Manual/Materials
From BlenderWiki
Introduction
Before you can understand how to design effectively with materials, you must understand how simulated light and surfaces interact in Blender's rendering engine and how material settings control those interactions. A deep understanding of the engine will help you to get the most from it. The rendered image you create with Blender is a projection of the scene onto an imaginary surface called the viewing plane. The viewing plane is analogous to the film in a traditional camera, or the rods and cones in the human eye, except that it receives simulated light, not real light. To render an image of a scene we must first determine what light from the scene is arriving at each point on the viewing plane. The best way to answer this question is to follow a straight line (the simulated light ray) backwards through that point on the viewing plane and the focal point (the location of the camera) until it hits a renderable surface in the scene, at which point we can determine what light would strike that point. The surface properties and incident light angle tell us how much of that light would be reflected back along the incident viewing angle (Rendering engine basic principle.).
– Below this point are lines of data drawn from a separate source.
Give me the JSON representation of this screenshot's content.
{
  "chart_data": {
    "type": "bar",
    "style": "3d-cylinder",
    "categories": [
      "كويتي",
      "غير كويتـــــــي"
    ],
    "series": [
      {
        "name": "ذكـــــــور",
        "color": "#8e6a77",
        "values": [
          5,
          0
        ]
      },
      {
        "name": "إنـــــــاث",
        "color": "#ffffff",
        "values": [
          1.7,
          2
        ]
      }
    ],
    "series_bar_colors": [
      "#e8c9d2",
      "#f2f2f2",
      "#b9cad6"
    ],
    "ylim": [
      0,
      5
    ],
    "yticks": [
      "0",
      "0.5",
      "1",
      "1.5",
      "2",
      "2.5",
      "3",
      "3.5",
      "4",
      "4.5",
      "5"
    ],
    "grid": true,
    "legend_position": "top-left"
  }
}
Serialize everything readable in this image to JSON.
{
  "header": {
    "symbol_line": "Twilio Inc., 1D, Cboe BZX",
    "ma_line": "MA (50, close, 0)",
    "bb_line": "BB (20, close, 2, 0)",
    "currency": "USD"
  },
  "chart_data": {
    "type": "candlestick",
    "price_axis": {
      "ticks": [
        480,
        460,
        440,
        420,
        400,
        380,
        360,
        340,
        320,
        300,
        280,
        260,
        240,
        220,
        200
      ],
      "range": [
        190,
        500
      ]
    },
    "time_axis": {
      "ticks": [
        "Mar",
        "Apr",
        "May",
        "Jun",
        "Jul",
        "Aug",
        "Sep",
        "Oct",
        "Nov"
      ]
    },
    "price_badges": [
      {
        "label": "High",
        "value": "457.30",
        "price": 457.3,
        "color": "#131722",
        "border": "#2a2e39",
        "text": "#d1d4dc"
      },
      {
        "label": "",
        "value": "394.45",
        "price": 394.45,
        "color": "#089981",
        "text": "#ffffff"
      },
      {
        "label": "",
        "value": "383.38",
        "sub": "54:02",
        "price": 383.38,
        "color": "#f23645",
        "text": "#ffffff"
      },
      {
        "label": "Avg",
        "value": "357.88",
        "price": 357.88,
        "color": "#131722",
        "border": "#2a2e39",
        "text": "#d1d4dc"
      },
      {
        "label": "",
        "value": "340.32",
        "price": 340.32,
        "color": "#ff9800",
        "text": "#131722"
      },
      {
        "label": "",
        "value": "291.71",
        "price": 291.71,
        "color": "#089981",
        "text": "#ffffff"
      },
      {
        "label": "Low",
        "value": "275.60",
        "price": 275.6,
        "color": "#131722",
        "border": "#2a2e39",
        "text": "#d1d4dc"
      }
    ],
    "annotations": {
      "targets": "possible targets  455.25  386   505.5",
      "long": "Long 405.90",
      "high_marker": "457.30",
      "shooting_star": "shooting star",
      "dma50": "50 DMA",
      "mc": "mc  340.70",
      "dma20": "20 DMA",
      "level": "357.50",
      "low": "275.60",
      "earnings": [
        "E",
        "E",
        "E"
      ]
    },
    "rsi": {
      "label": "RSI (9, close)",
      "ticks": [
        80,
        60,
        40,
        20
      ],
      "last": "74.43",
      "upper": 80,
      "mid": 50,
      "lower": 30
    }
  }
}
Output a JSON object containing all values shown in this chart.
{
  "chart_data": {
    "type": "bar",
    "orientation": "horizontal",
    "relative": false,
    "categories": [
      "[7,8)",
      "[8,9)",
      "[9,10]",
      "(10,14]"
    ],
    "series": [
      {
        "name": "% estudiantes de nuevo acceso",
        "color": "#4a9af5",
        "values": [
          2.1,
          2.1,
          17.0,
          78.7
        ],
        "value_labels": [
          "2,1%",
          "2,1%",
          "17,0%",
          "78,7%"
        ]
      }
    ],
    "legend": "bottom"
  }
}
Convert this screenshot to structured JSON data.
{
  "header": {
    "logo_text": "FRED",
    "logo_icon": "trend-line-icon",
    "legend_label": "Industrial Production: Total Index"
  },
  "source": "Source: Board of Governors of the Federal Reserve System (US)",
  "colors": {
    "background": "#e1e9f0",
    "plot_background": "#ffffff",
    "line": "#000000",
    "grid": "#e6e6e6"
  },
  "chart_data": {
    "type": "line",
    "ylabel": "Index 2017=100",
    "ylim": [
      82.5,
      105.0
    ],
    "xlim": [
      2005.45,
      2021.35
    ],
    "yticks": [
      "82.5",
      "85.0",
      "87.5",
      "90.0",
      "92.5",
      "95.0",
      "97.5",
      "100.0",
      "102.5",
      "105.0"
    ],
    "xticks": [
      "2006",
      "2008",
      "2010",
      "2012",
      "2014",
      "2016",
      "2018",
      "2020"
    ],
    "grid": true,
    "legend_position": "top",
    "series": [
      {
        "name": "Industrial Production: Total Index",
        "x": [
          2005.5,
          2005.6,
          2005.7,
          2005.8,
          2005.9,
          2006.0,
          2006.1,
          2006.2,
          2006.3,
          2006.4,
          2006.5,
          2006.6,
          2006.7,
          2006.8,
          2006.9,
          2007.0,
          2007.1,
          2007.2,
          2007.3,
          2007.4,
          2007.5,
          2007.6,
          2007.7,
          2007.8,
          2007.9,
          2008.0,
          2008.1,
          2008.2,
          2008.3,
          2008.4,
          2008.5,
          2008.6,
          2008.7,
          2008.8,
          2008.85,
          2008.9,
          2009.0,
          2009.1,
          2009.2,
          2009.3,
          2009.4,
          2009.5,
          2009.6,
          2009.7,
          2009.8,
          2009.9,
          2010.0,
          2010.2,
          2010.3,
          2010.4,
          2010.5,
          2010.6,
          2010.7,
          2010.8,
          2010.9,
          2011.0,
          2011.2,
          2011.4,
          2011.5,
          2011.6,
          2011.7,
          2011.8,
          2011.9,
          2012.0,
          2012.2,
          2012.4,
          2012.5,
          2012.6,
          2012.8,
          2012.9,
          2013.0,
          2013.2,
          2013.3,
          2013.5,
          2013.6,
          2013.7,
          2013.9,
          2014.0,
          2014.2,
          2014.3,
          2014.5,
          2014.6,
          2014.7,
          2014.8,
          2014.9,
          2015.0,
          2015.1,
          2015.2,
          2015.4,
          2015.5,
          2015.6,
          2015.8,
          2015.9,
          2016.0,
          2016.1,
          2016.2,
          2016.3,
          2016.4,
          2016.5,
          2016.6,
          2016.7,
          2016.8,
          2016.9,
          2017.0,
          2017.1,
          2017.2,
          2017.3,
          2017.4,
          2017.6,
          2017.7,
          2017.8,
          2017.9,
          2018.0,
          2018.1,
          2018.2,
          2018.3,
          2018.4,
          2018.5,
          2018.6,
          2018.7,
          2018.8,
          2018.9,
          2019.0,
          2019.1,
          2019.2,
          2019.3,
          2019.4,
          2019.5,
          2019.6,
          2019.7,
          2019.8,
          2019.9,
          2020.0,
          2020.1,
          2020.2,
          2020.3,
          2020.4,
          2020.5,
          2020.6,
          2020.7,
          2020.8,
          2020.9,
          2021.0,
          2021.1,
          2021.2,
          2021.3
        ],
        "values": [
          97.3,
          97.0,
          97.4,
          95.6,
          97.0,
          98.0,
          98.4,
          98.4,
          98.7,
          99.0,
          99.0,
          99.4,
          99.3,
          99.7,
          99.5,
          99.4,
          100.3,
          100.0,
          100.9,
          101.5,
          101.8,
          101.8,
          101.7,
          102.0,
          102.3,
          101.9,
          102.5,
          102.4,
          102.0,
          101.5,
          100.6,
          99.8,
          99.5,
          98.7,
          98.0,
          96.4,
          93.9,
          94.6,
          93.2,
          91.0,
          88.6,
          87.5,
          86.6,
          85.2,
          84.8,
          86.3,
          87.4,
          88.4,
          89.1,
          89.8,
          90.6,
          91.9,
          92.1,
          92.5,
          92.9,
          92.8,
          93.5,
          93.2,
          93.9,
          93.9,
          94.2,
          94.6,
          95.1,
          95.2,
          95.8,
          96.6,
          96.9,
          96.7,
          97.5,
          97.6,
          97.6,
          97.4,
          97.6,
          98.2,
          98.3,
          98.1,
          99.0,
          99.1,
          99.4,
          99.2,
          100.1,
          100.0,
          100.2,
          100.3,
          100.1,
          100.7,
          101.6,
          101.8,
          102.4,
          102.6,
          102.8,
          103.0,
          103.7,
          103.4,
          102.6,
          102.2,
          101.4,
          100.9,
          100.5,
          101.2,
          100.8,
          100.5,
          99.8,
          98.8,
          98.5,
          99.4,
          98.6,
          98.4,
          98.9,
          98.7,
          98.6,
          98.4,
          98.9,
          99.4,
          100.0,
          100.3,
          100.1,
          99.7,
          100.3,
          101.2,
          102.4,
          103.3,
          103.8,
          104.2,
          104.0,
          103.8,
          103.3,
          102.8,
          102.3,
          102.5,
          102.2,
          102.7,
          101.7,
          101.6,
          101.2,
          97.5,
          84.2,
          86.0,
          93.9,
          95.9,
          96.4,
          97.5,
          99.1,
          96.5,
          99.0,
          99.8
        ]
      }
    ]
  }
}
Two basic types of phenomena take place at any point on a surface when a light ray strikes it: diffusion and specular reflection. Diffusion and specular reflection are distinguished from each other mainly by the relationship between the incident light angle and the reflected light angle. The shading (or coloring) of the object during render will then take into account the base color (as modified by the diffusion and specular reflection phenomenon) and the light intensity
Using the internal raytracer, other (more advanced) phenomena could occur. In raytraced reflections, the point of a surface stroke by a light ray will return the color of its surrounding environment, according to the rate of reflection of the material (mixing the base color and the surrounding environment's) and the viewing angle. On the other hand, in raytraced refractions, the point of a surface stroke by a light ray will return the color of its background environment, according to the rate of transparency (mixing the base color and the background environment's along with its optional filtering value) of the material and the optional index of refraction of the material, which will distort the viewing angle.
Of course, shading of the object hit by a light ray will be about mixing all these phenomena at once during the rendering.